Critiques

Dernier amour : Lassant amour

La critique du film Dernier amour

Par Justine Briquet


Mais qui était vraiment Giacomo Casanova ? Telle est la question passionnante que pose aujourd’hui Benoît Jacquot dans son "Dernier Amour".

Après "Les Adieux à la Reine" (en 2011) et "Journal d’une femme de chambre" (en 2015), le réalisateur nous invite cette fois à voyager vers le Londres du pittoresque XVIIIe siècle et ce, en suivant les pas d’un mythe : le célèbre Casanova.

Si l’histoire a préféré retenir le libertin plutôt que l’écrivain, c’est pourtant un homme nostalgique que nous dépeint le cinéaste, un homme qui se remémore l’histoire de son premier et dernier amour, celui que suscita la mystérieuse Mademoiselle de Charpillon, une courtisane de l’époque.

« L’on n’aime jamais autant que lorsque l’on est éconduit », là est sans doute le cœur de ce film. Mais comme les personnages en proie à cette passion frustrante, il se pourrait bien que le spectateur, lui aussi, sorte de cette traversée, quelque peu insatisfait.

Le projet était pourtant intéressant : percer à jour les faiblesses d’un homme qu’on s’était appliqué à décrire comme l’éternel gagnants des jeux amoureux.

Si le choix de Vincent Lindon dans le rôle du célèbre séducteur est une surprise pour tous, celui-ci n’achève malheureusement pas de nous convaincre. Malgré la perruque et les bijoux, l’acteur détonne dans cet univers précieux.

Face à lui, la jeune Stacy Martin qu’on avait découvert dans le sulfureux "Nymphomaniac" n’a pas perdu son pouvoir érotique et mystique, un pouvoir dont elle use ici à souhait afin de séduire puis éconduire le prétendu mâle dominant.

Le film de Benoît Jacquot tombe indéniablement dans ce qui pourrait nous apparaître comme les principaux écueils du film d’époque : une indéfinissable lenteur accompagnée d’une solennité morne. D’un réalisme à toute épreuve, Jacquot colle aux pas de ces personnages, tout en silence et frustration.

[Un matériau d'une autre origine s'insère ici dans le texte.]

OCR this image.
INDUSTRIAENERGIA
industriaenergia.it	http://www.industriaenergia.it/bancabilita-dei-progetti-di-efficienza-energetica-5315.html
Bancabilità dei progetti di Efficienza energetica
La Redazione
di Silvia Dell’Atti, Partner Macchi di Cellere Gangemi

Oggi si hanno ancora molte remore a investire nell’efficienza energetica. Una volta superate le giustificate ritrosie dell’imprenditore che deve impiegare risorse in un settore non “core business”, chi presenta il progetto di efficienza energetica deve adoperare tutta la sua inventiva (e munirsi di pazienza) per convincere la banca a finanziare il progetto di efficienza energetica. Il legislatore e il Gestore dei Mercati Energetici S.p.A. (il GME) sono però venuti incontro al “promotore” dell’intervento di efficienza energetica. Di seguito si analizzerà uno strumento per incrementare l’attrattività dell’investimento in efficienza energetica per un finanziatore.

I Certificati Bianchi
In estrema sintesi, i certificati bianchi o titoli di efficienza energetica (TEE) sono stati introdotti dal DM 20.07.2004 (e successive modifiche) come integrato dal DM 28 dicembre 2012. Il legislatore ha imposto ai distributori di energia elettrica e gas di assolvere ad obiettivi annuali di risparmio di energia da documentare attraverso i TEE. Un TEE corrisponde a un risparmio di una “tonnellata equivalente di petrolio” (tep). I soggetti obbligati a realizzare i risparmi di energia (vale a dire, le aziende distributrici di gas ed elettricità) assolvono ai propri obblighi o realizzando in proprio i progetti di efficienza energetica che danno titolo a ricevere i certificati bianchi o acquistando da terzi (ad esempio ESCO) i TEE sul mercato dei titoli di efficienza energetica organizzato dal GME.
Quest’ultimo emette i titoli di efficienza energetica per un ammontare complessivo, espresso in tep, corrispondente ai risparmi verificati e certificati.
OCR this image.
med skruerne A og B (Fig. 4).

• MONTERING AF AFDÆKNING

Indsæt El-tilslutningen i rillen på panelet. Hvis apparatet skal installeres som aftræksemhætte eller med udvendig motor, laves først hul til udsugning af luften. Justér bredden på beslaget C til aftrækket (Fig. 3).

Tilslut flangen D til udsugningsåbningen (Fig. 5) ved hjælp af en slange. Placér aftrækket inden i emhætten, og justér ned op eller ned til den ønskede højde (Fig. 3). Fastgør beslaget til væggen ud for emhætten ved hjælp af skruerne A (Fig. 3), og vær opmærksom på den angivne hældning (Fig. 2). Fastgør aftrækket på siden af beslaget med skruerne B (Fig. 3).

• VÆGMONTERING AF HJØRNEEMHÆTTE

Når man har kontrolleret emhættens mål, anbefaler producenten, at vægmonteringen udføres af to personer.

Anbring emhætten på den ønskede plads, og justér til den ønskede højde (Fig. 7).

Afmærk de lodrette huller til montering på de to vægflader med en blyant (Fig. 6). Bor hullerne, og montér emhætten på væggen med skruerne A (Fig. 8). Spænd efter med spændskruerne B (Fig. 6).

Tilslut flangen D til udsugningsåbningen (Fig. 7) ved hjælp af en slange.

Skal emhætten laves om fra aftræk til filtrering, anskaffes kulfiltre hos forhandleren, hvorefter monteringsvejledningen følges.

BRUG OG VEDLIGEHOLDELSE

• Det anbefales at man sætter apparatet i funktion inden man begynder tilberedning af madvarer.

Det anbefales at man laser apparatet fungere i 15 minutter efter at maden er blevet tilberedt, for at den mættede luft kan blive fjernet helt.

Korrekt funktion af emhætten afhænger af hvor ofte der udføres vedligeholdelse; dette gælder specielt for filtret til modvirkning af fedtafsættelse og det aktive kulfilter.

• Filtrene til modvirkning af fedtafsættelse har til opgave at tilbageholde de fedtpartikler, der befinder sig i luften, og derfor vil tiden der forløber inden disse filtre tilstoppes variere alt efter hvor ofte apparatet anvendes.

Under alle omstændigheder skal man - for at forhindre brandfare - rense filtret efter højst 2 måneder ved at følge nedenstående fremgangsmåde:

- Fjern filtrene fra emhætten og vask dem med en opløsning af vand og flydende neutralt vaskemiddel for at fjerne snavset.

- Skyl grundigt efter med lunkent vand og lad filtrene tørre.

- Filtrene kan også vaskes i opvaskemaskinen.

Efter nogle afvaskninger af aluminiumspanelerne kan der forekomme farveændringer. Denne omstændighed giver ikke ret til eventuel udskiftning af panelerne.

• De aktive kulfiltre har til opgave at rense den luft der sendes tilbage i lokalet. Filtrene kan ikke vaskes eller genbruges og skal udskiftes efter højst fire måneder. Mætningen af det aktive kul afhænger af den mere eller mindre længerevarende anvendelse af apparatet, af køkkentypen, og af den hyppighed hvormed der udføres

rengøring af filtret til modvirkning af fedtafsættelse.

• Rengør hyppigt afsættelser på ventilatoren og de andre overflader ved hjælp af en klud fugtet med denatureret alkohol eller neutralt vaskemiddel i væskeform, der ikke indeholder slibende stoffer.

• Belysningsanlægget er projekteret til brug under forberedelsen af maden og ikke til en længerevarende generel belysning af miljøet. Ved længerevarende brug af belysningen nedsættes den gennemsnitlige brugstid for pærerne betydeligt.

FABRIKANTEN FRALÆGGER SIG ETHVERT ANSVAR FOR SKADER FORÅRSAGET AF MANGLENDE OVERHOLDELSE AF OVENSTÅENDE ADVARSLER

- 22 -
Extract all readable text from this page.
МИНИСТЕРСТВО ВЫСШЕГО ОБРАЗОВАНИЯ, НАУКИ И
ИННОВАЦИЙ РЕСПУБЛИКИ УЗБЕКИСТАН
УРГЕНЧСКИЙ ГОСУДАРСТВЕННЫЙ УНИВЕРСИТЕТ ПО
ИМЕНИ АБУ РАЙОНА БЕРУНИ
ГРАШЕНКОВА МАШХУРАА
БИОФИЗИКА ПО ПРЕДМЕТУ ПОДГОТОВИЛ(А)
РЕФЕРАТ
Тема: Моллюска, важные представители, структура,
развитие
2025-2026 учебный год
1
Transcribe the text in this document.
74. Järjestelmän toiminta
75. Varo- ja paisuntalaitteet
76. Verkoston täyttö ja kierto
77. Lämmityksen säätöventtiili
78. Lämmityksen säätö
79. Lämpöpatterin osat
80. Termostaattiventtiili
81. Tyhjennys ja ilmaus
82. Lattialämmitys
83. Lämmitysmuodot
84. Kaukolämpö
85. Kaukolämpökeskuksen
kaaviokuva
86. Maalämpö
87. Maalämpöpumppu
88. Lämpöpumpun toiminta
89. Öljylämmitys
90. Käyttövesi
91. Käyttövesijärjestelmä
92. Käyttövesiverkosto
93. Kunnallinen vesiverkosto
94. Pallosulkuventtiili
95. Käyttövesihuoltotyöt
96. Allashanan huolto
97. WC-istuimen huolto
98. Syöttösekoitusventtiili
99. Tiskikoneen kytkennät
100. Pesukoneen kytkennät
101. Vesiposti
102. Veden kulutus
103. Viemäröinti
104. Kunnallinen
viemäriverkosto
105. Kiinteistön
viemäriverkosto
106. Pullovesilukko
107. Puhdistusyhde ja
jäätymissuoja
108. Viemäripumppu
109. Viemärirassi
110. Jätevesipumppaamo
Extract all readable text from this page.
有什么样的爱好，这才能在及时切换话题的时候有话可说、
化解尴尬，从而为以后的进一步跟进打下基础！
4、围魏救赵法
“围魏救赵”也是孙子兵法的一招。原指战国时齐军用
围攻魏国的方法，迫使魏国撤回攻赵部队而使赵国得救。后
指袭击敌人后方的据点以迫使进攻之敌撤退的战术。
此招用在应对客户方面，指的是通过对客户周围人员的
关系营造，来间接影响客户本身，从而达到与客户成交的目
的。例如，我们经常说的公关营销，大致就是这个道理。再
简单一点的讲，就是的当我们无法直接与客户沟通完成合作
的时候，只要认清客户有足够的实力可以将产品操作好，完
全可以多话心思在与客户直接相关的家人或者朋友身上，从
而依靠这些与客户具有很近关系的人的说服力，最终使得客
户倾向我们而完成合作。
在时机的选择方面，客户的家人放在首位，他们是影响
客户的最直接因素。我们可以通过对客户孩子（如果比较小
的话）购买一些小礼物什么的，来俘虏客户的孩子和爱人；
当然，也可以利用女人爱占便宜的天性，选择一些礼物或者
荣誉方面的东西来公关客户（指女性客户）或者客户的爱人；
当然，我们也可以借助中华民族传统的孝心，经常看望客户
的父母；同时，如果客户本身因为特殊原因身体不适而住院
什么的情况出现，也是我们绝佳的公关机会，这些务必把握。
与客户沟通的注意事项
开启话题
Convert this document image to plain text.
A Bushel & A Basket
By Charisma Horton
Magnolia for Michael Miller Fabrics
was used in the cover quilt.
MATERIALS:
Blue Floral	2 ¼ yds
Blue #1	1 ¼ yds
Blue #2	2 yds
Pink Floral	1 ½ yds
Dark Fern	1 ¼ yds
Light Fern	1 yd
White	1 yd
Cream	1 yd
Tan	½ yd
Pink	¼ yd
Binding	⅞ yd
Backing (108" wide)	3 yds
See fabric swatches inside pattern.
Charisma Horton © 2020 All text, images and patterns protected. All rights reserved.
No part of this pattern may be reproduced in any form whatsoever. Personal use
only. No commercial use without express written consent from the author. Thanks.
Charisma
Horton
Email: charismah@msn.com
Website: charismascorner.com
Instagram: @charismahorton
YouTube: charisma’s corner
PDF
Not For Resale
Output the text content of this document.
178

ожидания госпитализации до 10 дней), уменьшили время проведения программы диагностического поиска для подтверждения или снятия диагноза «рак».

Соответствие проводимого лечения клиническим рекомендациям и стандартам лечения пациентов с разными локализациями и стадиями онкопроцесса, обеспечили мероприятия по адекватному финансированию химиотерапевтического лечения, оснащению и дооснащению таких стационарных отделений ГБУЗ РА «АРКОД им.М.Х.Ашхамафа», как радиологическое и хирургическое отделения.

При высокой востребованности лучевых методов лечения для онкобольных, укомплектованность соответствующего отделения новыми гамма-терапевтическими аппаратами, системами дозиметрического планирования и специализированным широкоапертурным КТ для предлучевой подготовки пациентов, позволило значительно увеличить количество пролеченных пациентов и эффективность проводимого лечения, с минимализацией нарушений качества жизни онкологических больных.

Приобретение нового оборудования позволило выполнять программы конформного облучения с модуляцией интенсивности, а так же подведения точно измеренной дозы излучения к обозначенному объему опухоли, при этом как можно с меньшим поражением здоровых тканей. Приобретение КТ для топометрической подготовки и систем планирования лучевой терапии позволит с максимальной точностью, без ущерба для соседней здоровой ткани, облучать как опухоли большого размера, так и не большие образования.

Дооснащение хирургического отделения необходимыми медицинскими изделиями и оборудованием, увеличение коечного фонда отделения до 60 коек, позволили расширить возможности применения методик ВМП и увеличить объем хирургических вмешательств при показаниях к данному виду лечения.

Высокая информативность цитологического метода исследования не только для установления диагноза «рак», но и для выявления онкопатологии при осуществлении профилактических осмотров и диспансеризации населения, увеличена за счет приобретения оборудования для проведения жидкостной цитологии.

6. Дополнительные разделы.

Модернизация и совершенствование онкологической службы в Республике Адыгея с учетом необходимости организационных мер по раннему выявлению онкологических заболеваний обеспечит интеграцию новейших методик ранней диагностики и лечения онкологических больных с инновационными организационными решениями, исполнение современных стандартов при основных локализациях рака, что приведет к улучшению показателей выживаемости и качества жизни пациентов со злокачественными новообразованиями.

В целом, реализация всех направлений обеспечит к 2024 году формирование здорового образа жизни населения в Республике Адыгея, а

On observe donc Casanova marcher lourdement, manger des huîtres bruyamment, tenir des discussions sinistres et s’éterniser dans cette ville inconnue dans laquelle il semble s’ennuyer lui aussi...

D’un sujet comme Casanova, on attendait forcément beaucoup. Car l’homme incarne à lui tout seul une certaine idée de l’amour, de la séduction mais aussi de la passion qui induit noirceur et supplice. Cette errance des sentiments s’allégorise notamment dans une scène où les personnages se perdent au beau milieu d’un labyrinthe.

Malgré donc une apparente volonté de donner naissance à un cinéma d’amour, aucune émotion ne semble traverser l’écran si ce n’est un ennui profond. L’ennui de voir désacralisé sous nos yeux un personnage pourtant complexe et tourmenté, un personnage somme toute passionnant qui pourrait aisément déclencher en nous, spectateurs, de vives émotions.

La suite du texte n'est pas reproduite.